Another good argument for the success of the stimulus bill


Juan Williams — a Fox News guy, no less — SAYS that while the American Recovery and Reinvestment Act of 2009 has not achieved everything President Obama said it would, it’s still been a success:

First, the bulk of it was composed of tax cuts. In fact, the stimulus was one of the largest single tax cuts in U.S. history. To say the stimulus failed is to make the argument that tax cuts do not stimulate the economy.

Ninety-five percent of all Americans got a tax cut under the plan. Small businesses and working families received a tax cut. First-time homebuyers received a tax credit. Parents caring for their young children received a tax credit. Some 8 million people received tax credits and financial assistance to help pay for their college education.

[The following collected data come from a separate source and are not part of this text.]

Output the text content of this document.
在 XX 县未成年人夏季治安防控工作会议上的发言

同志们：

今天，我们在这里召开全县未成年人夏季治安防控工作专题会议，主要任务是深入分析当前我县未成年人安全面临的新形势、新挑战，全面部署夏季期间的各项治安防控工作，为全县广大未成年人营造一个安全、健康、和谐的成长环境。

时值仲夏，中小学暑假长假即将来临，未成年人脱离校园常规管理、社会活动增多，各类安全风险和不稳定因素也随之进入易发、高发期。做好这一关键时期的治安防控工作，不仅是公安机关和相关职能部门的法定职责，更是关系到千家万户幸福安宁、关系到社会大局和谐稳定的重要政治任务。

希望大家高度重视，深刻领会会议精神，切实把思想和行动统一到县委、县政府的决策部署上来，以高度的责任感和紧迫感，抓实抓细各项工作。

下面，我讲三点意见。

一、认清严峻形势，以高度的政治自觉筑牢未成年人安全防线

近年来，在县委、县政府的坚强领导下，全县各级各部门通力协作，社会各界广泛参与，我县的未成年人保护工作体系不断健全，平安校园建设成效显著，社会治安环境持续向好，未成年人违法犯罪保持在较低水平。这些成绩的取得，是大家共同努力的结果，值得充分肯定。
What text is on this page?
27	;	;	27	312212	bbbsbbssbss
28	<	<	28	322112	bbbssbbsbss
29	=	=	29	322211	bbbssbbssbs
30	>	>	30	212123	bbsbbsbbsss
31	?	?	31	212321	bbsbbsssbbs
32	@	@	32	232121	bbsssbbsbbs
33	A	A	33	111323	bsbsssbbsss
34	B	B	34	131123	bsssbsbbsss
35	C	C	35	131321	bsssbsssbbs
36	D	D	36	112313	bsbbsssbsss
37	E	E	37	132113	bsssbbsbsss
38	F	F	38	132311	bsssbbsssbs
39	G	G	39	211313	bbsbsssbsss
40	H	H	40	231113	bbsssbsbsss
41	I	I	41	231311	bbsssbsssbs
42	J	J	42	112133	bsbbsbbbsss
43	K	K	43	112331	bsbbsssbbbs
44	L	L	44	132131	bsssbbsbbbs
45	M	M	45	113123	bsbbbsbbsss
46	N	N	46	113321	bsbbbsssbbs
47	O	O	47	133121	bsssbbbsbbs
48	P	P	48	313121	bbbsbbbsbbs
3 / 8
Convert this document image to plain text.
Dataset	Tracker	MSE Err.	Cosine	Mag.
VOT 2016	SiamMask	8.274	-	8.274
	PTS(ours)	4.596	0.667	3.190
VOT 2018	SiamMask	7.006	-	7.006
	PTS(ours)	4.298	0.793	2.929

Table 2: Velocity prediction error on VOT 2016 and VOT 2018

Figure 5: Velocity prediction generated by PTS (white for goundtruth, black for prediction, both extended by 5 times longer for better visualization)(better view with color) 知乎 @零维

It is important to keep in mind the dire condition of the economy when the stimulus passed. It was hemorrhaging jobs at the rate of hundreds of thousands per month. During President Bush’s last full month in office, December 2008, the economy lost 779,000 jobs. More jobs were lost that month than in any other single month in the previous 60 years. The GDP, the measure of all economic activity in the country, dropped by an unprecedented 9 percent in the final quarter of 2008.


Starting in April 2009, shortly after the stimulus was enacted, the outlook began to improve. The economy began losing fewer jobs per month and eventually started gaining jobs each month. In January 2012, the economy added 243,000 jobs. GDP in the final quarter of 2011 increased at a rate of 2.8 percent. Private-sector layoffs are now well below pre-2008 crisis levels. The stock market stabilized and there are now some signs of improvement in the national real estate market.